When PDBY reached out to the management of the Feenstra group, they were initially willing to respond to the allegations made by the residents. However, after receiving the questions from PDBY, Anelda Marais responded on behalf of the Feenstra group with the statement: “We confirm that we have no comments at this stage and herewith record that our rights are reserved in this matter. Should you have any further questions in this regard the same can be addressed to our attorney”. PDBY then asked Marias for their attorney’s details and at the time of writing, no details to that effect have been furnished. The House Committee of Studios@Burnett occupies an awkward position in their ability to represent their constituents in the residents. Koketso Matabane, Chairperson of Studios@Burnett’s house committee, recounted his attempts at reaching Feenstra’s management: “I’ve gone to great lengths to solve all of these issues, and what they have solved they see as doing us a favour”. A limiting factor in the Studios@Burnett House Committee’s ability to represent their residents lies in their recognition (or lack thereof) in the residence sub-council in terms of Section 38 of the Constitution for Student Governance as a recognised private accommodation. Matabane has reached out to the SRC on this matter on numerous occasions in the past, stating, “Even those blazer squads are not doing anything. Who are they representing when we are not recognised?” Miya would add, “TuksRes accredits these accommodations and we should be able to relay our issues first hand [by being on the sub-council]”.
In response to these allegations, SRC Secretary, Tarik Lalla commented: “We have championed the issue of representation and a lot of the issues faced by the students.
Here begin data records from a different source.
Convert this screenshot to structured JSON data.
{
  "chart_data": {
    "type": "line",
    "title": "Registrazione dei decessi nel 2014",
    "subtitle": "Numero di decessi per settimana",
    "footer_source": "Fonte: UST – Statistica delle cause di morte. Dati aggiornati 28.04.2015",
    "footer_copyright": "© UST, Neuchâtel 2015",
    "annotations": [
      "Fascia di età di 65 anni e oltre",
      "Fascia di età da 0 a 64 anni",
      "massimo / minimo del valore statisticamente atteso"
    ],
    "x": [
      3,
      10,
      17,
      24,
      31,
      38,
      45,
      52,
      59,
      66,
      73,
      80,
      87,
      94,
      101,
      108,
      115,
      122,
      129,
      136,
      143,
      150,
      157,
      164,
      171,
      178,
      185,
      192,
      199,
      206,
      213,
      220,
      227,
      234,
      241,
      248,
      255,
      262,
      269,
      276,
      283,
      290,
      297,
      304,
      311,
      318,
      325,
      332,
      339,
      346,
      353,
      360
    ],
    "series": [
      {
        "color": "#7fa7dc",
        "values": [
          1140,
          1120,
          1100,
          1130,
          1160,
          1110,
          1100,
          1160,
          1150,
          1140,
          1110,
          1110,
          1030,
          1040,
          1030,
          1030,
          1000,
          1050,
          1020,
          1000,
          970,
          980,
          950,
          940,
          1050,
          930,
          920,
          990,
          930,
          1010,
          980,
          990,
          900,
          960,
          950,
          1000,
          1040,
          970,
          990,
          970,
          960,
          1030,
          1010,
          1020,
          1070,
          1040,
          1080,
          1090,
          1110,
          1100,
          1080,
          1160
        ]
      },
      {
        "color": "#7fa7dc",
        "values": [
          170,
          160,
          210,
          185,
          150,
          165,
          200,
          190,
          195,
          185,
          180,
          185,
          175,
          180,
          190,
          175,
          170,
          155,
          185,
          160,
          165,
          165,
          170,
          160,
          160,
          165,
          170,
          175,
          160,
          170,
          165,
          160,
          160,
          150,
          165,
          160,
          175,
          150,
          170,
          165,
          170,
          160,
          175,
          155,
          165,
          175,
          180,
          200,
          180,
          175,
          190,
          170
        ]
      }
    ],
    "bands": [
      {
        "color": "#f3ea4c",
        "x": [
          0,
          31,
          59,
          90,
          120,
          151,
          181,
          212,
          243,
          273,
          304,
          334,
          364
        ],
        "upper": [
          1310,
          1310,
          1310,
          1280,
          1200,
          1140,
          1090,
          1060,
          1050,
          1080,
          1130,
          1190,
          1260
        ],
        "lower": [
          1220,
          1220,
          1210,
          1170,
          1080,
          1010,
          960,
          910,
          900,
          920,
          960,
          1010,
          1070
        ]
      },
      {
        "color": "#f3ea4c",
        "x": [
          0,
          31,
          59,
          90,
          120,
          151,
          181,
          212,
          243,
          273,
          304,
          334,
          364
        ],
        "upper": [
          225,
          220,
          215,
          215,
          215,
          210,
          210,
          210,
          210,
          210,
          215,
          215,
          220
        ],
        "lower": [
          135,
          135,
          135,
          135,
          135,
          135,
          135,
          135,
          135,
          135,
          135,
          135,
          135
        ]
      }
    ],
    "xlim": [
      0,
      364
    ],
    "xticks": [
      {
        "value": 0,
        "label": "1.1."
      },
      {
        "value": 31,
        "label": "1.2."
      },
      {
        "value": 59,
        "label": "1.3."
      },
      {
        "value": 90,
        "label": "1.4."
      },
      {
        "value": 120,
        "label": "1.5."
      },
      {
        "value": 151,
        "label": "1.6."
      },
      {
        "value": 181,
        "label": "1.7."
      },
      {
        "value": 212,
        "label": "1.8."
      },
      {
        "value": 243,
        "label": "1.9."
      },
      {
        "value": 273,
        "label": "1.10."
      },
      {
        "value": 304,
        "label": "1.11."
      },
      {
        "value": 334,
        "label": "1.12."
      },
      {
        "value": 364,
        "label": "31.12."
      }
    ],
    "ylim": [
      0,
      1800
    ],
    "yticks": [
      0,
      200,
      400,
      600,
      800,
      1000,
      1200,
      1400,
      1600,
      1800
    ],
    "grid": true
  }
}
We are in talks with the head of TuksRes, Lanche van Tonder, and he has notified us that the matter would be resolved soon and unrecognised accommodations would be recognised in the sub-council”.
The conditions faced by residents who live in the buildings owned by Feenstra groups are an ongoing issue. Miya stated, “What we are facing is not exclusive to Studios@Burnett; Festival’s Edge and Varsity Studios are also facing the same issues … This thing where they are pushing for profit at all costs must stop”. The Feenstra group and the allegations surrounding them are a case study in the consequences of the commodification of housing to vulnerable groups like students. Amidst all these matters residents are required to (and do) pay their rent as well as all the communal charges supplementary to that.